What is even more pressing, when considering how we got to this point with regard to this issue, is the potential fallout of a reversal of the Fourth Circuit opinion. Many experts have opined on what would become of the individual mandate and the availability of coverage (and of subsidized coverage) through the Exchanges if some states continued to opt out of creating Exchanges and if the High Court said that subsidies would not be available for those enrolled in the federal Marketplace. In particular, some experts are bracing for the worst in this scenario and predicting that if such circumstances were to come to fruition, the entire structure of the ACA could be threatened.

Standing issues in King?

The week of February 9, 2015, less than a month away from the scheduled arguments before the Court, brought about a new King controversy. This time the upheaval was focused on the four individual plaintiffs themselves and potential issues in standing in the matter. Specifically, sources reported that one of the plaintiffs, Luck, used a Virginia (a state that has opted to forgo creating a state-based Exchange and rely on the federally-facilitated Marketplace) motel address to describe her residency and to receive subsidy payments. It was reported that Luck no longer resides at the motel, which has a 28-day stay maximum. Additionally, according to the same reports, the standing of plaintiff King was also questioned as facts emerged that suggest he likely qualifies for other sources of benefits outside the Exchange coverage, namely veterans’ benefits. In that same light, Hurst, another Plaintiff, is also reported to be a veteran and may be qualified for such coverage. Finally, it was also alleged that plaintiff Levy’s income may have been previously misstated and that her true income would be too low to make her subject to the individual mandate under the ACA.

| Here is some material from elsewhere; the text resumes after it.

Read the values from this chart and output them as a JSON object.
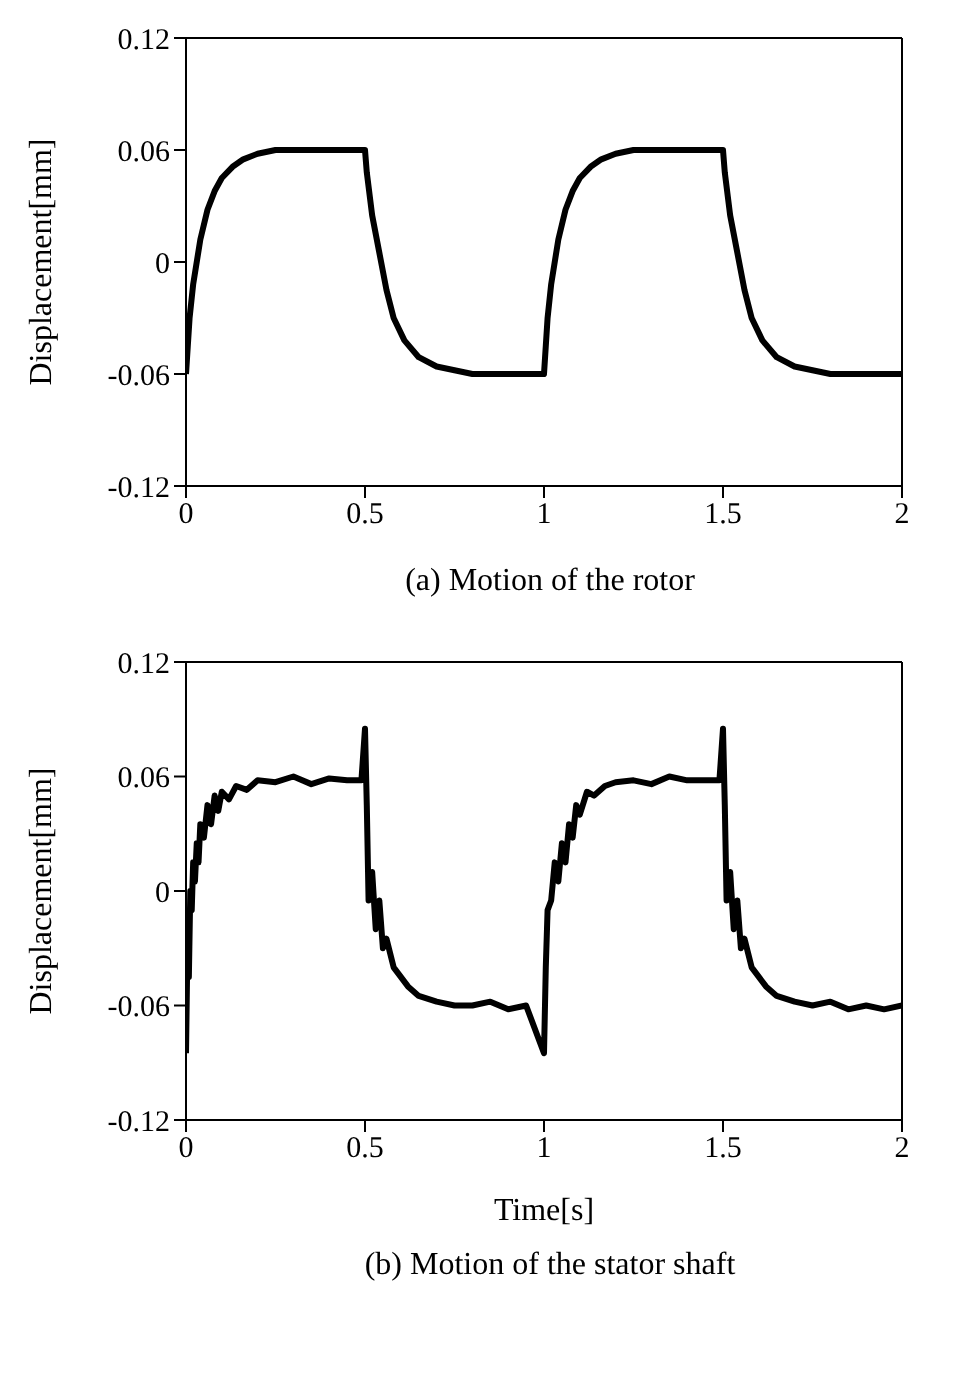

In order for the Supreme Court to find a lack of standing in the matter, all of these allegations against each of the four plaintiffs would have to be true, as each of the plaintiffs would have to lack standing for a basis of dismissal to exist. While the validity of these allegations have yet to be fleshed out, in the scenario that they can all be confirmed, King, which has the potential to dismantle a large source of subsidies (all of those directed to those enrolled in federally-facilitated Exchanges in 37 states) and potentially the underpinnings of the entire health reform initiative, could be dismissed on a procedural issue.